Missing parameter for sdpa

gshtras · gshtras · commit c5b41dc29759 · 2025-04-24T21:24:10.000Z
Default value for the layout

Missing boundary check
diff --git a/vllm/attention/backends/rocm_flash_attn.py b/vllm/attention/backends/rocm_flash_attn.py
@@ -814,6 +814,7 @@ def forward(
                         self.num_heads,
                         self.head_size,
                         self.scale,
+                        causal_mask,
                         attn_masks,
                     )
                 else:
diff --git a/vllm/model_executor/layers/fused_moe/rocm_aiter_fused_moe.py b/vllm/model_executor/layers/fused_moe/rocm_aiter_fused_moe.py
@@ -234,8 +234,9 @@ def rocm_aiter_topk_softmax(topk_weights: torch.Tensor,
     return topk_weights, topk_indices
 
 
-def shuffle_weights(*tensors: torch.Tensor,
-                    layout: tuple[int, int]) -> tuple[torch.Tensor, ...]:
+def shuffle_weights(
+    *tensors: torch.Tensor, layout: tuple[int, int] = (16, 16)

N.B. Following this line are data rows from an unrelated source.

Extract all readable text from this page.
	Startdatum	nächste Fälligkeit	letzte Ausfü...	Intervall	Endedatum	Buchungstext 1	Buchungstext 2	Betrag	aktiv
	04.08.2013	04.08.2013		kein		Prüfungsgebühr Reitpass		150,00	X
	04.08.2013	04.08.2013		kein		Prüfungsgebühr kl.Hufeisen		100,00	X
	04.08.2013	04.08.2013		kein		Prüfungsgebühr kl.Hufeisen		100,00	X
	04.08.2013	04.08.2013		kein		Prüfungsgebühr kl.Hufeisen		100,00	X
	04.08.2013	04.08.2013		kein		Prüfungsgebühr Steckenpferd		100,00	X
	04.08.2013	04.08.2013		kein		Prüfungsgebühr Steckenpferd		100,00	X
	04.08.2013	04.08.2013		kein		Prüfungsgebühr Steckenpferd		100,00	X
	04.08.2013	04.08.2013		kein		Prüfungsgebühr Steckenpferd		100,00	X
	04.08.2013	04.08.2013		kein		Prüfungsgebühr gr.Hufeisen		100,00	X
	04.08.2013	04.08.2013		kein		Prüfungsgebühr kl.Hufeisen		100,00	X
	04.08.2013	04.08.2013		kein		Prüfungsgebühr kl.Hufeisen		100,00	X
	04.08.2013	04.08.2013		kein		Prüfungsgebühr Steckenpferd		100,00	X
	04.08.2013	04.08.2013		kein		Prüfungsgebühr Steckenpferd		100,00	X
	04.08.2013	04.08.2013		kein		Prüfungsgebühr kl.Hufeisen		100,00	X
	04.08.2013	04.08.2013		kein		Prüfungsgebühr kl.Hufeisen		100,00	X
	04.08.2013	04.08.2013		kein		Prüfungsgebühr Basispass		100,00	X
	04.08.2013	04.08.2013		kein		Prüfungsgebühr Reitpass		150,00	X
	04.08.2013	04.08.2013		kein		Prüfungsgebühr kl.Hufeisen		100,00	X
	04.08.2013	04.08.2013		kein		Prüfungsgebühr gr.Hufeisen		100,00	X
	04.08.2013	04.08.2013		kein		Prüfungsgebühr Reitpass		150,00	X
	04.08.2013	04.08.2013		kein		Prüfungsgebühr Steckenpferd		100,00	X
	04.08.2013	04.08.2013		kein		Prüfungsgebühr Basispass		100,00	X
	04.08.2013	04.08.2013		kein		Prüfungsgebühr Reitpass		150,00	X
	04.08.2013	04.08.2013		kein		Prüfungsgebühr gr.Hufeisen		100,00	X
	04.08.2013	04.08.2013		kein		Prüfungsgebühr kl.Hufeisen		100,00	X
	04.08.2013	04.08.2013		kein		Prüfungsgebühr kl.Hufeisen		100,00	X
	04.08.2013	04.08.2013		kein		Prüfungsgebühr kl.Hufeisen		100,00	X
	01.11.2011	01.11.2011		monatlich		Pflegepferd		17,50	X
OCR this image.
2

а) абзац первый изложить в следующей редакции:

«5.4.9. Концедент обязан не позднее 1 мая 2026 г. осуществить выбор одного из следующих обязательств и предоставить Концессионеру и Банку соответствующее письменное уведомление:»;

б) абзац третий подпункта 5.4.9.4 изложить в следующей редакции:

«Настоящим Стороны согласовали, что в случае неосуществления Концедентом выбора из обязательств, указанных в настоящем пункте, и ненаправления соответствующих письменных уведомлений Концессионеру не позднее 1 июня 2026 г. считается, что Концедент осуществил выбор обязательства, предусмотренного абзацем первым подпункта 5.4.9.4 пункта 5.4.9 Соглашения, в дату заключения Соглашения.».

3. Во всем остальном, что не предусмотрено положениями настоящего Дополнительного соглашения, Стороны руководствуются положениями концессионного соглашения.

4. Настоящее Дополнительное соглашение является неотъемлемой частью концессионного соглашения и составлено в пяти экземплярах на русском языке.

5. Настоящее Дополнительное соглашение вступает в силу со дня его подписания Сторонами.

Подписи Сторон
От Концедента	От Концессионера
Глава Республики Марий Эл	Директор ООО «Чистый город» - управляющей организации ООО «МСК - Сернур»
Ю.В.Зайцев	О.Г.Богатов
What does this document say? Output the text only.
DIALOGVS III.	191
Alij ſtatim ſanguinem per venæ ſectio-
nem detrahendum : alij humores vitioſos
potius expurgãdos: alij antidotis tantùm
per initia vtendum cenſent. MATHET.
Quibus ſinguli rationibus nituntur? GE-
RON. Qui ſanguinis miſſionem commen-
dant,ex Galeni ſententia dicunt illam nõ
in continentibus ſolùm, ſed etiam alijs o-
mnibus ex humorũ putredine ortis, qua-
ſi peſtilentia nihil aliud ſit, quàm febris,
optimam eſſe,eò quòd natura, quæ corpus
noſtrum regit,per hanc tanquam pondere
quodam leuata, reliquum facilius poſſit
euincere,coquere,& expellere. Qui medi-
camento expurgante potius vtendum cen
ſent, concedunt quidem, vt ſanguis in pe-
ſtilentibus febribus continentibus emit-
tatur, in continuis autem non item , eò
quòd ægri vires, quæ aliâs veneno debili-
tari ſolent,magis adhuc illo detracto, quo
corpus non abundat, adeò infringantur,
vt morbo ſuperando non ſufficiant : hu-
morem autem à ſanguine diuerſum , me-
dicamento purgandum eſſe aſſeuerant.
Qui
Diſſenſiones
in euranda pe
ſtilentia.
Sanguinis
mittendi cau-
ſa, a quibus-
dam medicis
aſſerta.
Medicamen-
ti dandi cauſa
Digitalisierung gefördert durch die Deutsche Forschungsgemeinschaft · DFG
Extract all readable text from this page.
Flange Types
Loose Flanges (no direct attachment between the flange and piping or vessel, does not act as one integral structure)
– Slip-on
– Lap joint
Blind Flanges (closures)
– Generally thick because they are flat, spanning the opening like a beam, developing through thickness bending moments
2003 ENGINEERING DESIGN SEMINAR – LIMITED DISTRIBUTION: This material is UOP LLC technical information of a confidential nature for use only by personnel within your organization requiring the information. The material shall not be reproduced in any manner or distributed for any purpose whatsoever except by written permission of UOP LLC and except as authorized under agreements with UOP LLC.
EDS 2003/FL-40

+) -> tuple[torch.Tensor, ...]:
     """
     Applies shuffle_weight function from AITER to each 
     input tensor and returns them.
diff --git a/vllm/model_executor/layers/utils.py b/vllm/model_executor/layers/utils.py
@@ -83,7 +83,7 @@ def rocm_unquantized_gemm(x: torch.Tensor,
     m = weight.shape[0]
     cu_count = current_platform.get_cu_count()
 
-    if m > 8 and n < 4:
+    if m > 8 and 0 < n < 4:
         out = ops.wvSplitK(weight, x_view, cu_count)
         return out.view(*x.shape[:-1], weight.shape[0])
     elif m % 4 == 0 and n == 1 and k <= 8192: